Despite being aware of the commission of a crime, the adjudicating authority cannot act on its own. Though in some cases forensic audits are ordered, nothing substantial happens on that front.Even if the audit reveals siphoning off, the resolution plan gets approval from the committee of creditors. For many, the ‘resolution’ has become a safe zone in which no questions are asked about the unsecured advances made.
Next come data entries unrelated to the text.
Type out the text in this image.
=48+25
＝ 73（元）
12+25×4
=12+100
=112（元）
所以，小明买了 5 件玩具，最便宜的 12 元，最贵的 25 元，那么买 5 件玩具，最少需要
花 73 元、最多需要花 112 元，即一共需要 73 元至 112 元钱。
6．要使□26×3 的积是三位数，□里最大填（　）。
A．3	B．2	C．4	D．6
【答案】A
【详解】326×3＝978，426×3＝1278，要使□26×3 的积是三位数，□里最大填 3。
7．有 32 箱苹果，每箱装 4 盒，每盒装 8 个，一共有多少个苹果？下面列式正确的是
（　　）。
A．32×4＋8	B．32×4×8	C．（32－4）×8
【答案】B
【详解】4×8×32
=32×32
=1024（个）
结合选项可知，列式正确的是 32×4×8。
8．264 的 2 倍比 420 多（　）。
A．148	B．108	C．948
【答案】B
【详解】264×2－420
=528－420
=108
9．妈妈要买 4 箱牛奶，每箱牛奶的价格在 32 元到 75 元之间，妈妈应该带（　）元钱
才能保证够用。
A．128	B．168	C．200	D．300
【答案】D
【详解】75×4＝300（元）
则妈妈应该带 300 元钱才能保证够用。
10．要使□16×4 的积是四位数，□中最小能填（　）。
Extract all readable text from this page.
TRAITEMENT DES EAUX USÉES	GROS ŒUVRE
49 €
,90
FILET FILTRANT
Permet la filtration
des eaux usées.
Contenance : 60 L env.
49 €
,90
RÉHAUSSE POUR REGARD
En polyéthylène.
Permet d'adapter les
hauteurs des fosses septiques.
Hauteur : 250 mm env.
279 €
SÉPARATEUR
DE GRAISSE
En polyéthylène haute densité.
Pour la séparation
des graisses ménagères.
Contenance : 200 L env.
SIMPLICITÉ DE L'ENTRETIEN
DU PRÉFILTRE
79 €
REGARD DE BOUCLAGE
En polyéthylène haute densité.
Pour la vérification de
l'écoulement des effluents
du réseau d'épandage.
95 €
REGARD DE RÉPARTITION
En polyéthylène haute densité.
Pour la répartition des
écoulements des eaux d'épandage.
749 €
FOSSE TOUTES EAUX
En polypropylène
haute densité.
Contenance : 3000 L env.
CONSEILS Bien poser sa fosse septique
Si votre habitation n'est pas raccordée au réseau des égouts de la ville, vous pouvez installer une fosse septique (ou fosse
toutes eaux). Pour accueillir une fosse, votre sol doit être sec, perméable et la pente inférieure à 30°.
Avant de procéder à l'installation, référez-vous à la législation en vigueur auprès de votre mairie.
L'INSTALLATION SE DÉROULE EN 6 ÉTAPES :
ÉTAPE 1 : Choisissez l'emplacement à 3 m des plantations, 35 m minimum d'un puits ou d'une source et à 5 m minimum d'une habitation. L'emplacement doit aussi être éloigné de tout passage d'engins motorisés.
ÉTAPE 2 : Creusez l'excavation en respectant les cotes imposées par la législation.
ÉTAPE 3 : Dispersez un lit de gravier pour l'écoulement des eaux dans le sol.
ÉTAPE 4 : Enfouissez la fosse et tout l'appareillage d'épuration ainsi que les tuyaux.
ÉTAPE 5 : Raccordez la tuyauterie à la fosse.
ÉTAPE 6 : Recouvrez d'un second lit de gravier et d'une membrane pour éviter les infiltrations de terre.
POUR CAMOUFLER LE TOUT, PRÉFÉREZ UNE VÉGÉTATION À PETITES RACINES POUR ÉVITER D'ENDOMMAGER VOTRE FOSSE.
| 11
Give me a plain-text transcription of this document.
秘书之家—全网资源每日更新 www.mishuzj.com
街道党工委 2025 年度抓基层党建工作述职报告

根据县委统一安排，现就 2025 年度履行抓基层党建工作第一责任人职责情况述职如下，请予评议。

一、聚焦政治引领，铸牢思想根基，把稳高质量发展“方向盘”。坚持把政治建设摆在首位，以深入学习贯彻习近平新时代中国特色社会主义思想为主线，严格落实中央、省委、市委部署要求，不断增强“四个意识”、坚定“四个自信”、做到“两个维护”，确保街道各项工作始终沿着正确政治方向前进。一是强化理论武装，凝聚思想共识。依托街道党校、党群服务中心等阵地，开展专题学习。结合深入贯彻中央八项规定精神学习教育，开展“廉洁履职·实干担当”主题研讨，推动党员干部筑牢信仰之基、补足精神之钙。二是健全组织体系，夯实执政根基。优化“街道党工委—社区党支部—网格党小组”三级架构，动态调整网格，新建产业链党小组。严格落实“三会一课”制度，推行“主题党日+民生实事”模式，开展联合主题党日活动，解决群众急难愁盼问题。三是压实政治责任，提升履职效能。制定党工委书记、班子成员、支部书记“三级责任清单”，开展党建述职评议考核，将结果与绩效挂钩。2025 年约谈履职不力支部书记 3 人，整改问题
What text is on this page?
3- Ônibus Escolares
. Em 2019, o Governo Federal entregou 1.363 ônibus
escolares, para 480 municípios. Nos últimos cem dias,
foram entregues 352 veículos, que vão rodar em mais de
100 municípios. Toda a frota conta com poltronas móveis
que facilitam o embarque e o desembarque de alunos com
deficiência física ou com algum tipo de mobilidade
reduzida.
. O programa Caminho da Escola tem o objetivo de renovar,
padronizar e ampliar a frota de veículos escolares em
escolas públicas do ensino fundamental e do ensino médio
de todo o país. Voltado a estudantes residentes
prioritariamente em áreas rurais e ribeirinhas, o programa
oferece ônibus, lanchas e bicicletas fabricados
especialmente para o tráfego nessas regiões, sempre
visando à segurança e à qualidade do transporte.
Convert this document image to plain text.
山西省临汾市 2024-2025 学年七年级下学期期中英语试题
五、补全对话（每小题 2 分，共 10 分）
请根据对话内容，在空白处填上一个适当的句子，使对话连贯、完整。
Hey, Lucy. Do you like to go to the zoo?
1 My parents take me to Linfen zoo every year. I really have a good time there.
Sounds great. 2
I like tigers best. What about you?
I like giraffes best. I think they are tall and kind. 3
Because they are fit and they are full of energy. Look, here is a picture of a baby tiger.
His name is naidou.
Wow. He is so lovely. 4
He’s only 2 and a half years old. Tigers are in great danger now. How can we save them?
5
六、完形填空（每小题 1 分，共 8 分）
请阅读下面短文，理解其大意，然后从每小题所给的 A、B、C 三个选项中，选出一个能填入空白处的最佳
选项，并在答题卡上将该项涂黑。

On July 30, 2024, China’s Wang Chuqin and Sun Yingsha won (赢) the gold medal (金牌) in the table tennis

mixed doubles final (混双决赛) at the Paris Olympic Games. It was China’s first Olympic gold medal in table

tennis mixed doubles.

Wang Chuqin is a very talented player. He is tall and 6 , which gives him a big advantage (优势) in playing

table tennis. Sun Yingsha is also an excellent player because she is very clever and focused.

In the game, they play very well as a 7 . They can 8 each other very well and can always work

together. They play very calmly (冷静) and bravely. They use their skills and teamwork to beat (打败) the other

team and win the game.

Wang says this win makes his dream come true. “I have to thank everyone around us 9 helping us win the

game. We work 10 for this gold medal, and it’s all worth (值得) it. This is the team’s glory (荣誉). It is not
It is true that there is a separate legal ecosystem to deal with criminality besides IBC. The fraudulent and preference transactions noticed by Banks are dealt under IPC and Prevention of Corruption Act against the responsible promoters/bank officials. Separately, provisions are also there in Companies Act,particularly Section 447 which deals with corporate fraud. Further, Banks are required to fix accountability wherever instances of flouting of lending norms are found. But the point to ponder is - In how many cases of resolution or liquidation, such a route is resorted to? IBC may work well for future defaults, the promoters as also the banks have been exposed to greater public scrutiny under IBC and many deterrents are in place now.
Sadly, as per the scheme of the Code as it exists, the NCLT is not an authority to supervise an investigation into malpractices and even when such authority is assumed, the scope of supervision is limited by time. Since the cognizance is taken strictly based on a complaint, the discretion lies with the ‘Insolvency and Bankruptcy Board of India’ which is for all practical purposes an extended arm of the Central Government with its own interests and bureaucratic hurdles. The Code,despite the amendments and continuous reviews, remains utterly silent on this aspect. I think the Code needs to be more explicit and empowering in order to bring within its fold the crimes already committed.